National Australia Bank (NAB) revealed it has learned some lessons in clustered database development as part of the bank's move to a real-time data warehouse.
At first the bank had used the same principles to connect multi-node clusters as it had with stand-alone servers, which it discovered wasn't ideal.
"We built our re-architected database as two separate clusters, and we realise now that we made a mistake," Manny Avellino, senior database administrator, National Australia Bank, told delegates at Oracle's OpenWorld conference in San Francisco yesterday.
"Because they were separate clusters, we could not share the disk allocation, and more importantly, we could not share
the node capacity," he said.
"This has resulted in some performance shortcomings over the last three to four months as we start to migrate more and more processing from our old data warehouse," he said without elaborating on the shortcomings.
For the past few months the bank has been transferring data from its legacy data warehouse -- commissioned in 1998 -- to a new one that will be able to process data in real-time. The legacy warehouse uses a single Oracle 9i database that was not dedicated to data warehousing, and suffered capacity issues.
The fledgling data warehouse is based on two Oracle 10G RAC (real application cluster) databases (version 10.2.02) on Red Hat Linux -- powered by Dell Itanium 2 servers.
The NAB had to reconfigure its set-up by moving a node from one cluster to the other.
"We could've avoided the reconfiguration had the two environments shared a cluster," said
Avellino, adding this type of design was "critical" to the success of clustered databases.

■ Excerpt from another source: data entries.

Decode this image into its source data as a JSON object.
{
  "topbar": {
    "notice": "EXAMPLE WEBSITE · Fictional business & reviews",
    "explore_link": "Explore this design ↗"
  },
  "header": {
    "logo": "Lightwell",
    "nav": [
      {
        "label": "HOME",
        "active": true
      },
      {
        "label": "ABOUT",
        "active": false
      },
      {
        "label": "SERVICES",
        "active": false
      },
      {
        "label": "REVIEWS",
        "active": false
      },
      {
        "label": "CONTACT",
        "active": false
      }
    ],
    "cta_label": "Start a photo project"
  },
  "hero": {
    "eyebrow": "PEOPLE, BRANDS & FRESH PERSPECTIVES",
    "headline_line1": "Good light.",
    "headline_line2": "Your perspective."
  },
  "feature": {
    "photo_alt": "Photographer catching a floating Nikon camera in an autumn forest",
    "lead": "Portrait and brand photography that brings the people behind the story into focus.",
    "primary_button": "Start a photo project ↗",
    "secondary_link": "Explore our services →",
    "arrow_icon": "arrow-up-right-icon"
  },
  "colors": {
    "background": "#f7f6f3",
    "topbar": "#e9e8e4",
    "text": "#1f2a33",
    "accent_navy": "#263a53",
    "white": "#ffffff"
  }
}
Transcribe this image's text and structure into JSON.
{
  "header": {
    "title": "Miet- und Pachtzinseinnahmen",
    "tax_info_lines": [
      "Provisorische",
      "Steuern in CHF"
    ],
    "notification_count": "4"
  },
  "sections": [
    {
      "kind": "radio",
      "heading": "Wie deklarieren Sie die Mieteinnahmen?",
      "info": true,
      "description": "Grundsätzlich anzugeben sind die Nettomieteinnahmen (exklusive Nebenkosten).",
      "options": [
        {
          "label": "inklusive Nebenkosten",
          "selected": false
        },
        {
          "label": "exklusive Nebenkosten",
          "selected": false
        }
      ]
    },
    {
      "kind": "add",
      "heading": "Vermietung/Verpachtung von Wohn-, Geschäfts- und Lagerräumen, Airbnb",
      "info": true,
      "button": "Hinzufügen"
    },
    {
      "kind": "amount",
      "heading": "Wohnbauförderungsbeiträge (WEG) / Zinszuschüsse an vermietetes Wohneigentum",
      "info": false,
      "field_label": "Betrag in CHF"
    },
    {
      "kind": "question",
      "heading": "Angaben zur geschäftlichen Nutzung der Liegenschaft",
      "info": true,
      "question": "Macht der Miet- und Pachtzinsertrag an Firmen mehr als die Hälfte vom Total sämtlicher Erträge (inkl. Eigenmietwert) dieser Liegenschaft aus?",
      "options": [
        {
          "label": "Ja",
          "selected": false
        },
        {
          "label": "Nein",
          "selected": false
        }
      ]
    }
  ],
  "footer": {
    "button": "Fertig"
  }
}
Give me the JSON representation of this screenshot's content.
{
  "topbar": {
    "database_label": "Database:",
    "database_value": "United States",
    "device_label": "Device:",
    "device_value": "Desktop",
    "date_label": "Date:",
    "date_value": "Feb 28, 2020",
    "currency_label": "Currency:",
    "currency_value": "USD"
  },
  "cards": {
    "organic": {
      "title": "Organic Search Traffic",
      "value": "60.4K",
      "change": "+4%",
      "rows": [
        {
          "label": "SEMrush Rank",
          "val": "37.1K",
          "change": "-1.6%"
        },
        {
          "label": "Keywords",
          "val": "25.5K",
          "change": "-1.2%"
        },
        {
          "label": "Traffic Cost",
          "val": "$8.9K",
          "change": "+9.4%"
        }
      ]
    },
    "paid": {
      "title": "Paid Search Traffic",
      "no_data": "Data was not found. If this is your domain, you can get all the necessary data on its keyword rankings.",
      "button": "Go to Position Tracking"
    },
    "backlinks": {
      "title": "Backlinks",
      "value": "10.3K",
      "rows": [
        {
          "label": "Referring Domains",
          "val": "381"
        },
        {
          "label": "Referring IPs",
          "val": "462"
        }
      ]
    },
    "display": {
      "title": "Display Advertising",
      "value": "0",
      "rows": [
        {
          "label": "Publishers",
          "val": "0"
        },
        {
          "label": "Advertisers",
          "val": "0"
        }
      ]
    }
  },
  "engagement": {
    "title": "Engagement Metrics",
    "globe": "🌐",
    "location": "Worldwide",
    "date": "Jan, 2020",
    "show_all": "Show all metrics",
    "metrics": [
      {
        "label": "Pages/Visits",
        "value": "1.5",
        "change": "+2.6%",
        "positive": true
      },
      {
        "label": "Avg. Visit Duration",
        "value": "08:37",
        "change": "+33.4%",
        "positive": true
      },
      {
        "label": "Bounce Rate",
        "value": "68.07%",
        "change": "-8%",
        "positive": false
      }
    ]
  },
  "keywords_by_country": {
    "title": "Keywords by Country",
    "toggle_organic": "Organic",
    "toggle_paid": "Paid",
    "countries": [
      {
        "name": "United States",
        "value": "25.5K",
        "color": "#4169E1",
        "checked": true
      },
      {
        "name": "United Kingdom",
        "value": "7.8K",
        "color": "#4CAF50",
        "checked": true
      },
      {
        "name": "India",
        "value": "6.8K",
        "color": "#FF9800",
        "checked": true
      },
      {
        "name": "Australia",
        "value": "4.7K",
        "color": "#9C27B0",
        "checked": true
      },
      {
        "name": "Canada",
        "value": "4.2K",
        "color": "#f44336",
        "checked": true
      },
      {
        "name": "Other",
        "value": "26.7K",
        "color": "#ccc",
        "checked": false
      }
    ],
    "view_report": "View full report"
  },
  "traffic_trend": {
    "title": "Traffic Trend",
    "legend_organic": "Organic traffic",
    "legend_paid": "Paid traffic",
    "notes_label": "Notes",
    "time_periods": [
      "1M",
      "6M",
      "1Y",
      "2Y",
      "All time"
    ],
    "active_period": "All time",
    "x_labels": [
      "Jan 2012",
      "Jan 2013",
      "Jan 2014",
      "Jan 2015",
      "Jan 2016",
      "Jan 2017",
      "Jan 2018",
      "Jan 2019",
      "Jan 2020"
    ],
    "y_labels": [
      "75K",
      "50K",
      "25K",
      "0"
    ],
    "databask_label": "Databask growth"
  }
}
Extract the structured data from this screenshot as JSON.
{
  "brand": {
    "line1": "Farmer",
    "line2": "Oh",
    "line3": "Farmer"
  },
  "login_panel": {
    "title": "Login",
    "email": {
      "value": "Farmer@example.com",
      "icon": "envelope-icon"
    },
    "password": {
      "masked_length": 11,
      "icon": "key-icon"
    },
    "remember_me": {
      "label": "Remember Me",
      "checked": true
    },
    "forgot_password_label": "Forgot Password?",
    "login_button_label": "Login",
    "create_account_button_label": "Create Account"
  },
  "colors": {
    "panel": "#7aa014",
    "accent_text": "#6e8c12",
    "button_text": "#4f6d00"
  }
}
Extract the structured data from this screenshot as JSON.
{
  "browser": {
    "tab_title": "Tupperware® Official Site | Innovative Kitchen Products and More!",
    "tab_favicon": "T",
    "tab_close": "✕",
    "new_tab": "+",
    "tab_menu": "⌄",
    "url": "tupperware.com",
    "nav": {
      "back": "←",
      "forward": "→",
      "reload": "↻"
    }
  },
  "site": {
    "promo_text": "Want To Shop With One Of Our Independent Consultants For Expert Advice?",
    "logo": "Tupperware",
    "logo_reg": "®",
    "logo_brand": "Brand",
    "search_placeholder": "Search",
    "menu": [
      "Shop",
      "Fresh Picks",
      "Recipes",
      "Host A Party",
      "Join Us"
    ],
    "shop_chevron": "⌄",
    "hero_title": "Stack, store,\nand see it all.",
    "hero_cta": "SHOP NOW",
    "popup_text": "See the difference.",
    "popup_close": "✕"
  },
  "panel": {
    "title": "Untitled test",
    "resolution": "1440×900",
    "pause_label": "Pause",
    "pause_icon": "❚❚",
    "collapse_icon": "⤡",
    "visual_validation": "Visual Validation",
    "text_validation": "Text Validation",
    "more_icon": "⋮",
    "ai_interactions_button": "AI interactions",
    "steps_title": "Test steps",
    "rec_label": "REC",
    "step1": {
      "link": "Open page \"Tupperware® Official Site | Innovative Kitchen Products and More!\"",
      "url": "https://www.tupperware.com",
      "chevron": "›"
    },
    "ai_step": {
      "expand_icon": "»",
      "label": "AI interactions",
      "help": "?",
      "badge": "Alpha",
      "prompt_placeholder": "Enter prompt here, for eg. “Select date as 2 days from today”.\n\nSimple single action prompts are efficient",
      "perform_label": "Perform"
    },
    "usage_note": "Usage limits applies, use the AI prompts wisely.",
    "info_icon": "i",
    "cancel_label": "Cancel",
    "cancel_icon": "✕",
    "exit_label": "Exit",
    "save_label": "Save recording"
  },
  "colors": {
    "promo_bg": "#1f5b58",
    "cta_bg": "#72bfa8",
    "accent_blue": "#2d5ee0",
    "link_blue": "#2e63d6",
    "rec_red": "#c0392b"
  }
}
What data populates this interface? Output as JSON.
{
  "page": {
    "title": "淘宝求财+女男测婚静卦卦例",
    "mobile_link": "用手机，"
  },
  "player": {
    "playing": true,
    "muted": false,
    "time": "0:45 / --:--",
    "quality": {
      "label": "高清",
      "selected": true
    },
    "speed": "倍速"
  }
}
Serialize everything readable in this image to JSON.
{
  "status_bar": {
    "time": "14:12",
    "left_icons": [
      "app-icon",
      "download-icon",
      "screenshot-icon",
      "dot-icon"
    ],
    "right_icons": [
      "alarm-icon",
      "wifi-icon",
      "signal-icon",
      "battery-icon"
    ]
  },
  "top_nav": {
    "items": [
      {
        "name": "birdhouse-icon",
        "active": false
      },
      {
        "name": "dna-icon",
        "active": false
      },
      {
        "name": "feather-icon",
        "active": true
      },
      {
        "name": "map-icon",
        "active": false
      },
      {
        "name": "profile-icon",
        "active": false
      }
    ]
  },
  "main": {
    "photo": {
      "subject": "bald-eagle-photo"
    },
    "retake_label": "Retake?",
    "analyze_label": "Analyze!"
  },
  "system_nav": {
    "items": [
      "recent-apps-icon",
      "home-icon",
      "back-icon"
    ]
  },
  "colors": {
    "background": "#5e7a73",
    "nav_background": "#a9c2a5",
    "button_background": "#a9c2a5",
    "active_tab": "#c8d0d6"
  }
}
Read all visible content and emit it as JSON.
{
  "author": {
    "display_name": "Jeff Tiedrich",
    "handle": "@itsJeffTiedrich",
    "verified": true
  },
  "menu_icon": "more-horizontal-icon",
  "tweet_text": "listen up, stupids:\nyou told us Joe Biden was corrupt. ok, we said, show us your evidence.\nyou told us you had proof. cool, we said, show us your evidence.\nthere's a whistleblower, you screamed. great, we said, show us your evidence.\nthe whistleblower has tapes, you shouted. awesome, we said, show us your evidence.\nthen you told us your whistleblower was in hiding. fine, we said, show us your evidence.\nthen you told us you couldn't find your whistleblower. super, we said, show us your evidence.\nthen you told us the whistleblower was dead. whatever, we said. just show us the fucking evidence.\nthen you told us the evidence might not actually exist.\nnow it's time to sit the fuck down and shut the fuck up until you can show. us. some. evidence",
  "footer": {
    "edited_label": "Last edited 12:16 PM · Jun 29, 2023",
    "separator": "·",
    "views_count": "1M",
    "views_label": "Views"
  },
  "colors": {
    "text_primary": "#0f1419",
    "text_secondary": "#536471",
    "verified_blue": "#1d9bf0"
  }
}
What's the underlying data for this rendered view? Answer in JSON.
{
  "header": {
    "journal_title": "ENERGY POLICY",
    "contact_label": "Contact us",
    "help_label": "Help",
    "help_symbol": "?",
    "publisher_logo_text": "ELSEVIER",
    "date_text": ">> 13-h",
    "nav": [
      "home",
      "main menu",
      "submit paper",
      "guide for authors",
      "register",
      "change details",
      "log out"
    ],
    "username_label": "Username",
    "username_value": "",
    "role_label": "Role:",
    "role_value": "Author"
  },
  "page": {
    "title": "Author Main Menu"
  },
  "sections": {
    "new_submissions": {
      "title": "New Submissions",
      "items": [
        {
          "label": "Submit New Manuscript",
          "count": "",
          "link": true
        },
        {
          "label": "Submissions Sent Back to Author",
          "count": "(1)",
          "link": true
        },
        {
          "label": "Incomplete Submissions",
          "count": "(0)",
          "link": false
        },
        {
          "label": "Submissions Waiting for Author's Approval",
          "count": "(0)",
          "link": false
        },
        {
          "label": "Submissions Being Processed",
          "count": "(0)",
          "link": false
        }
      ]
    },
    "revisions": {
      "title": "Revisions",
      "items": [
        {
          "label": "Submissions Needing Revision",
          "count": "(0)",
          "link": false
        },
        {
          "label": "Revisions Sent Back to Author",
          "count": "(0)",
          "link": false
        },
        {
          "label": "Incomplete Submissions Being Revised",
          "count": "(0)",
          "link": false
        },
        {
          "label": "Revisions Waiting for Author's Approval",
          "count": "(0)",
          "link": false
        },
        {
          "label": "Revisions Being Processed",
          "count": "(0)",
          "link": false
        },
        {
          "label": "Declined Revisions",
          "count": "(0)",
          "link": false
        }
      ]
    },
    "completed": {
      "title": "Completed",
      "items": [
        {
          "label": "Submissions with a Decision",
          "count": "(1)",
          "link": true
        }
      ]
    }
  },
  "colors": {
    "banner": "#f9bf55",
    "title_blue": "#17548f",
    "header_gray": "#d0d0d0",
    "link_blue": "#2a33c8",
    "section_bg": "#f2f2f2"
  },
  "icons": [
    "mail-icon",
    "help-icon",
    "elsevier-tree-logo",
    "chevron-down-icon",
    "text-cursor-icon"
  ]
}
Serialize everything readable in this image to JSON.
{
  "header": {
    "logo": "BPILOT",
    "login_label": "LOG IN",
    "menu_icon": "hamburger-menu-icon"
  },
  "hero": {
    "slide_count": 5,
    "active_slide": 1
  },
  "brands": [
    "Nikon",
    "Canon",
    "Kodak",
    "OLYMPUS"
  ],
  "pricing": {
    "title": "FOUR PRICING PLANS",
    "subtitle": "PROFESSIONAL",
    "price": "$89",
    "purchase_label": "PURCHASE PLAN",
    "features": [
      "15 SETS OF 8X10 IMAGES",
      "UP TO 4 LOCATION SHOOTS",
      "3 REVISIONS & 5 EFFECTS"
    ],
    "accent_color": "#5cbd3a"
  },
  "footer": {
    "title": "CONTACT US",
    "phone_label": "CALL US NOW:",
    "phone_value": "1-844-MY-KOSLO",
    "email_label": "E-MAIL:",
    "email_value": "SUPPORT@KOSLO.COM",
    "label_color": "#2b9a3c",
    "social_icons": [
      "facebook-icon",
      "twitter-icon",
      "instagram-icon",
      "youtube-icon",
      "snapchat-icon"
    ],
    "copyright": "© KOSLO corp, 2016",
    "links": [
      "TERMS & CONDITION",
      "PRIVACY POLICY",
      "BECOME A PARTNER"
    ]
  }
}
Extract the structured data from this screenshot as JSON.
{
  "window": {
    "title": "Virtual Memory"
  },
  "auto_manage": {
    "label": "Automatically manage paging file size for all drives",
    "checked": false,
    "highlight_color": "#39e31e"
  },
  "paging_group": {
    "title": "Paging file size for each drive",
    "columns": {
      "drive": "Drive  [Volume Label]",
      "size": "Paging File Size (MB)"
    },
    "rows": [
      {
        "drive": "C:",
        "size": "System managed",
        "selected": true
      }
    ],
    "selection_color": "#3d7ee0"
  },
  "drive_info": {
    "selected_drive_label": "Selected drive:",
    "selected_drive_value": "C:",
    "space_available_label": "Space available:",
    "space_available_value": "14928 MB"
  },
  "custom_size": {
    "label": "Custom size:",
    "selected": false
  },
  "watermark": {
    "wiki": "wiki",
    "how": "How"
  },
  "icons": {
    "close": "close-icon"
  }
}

Avellino said the new warehouses's current restrictions on multi-node throughput should improve with a disk connectivity redesign that the Bank expects to conduct with its storage partner EMC from November.
The two environments consist of the operational data store and the analytic, or presentation, data store.
The operational data store will receive data from 100 cluster-source systems, and only be accessed via applications, not end users, according to Avellino.
This data -- consisting of record-keeping data of up to 10 years old, data marts, and real-time
reporting applications -- will later be fed to the presentation data store, which can be accessed by all end-users.
Currently this database holds about 11 terabytes of data, with growth of three or four terabytes expected each year, according to Avellino.
These environments were the first multi-node database clusters built in NAB's data centre, said Avellino.
Avellino said the new warehouse's current restrictions on multi-node throughput should improve with a disk connectivity redesign that the Bank expects to conduct with its storage partner EMC from November.
The NAB is also expecting improved throughput for the warehouse following the deployment of Red Hat 4.
"Red Hat 3, our current configuration, has on average only given us less than a 56k operating system block size to the disk," he said.
However, the bank could have adopted Red Hat 4 in February this year when it had approached the limit for connected SCSI devices, according to Avellino. But it chose to resize the devices rather than wait on certification of some of the components.
Now the bank has opted to go ahead with the Linux upgrade.
"Our Red Hat 4 testing has lifted this average operating system I/O block size to around 256k, which again will give us significant performance gains over Red Hat 3," said Avellino.
"So that migration is currently taking place as we speak."
The new data warehouse will come into full operation after the decommissioning of the existing one.
Steven Deare travelled to Oracle OpenWorld as a guest of Oracle.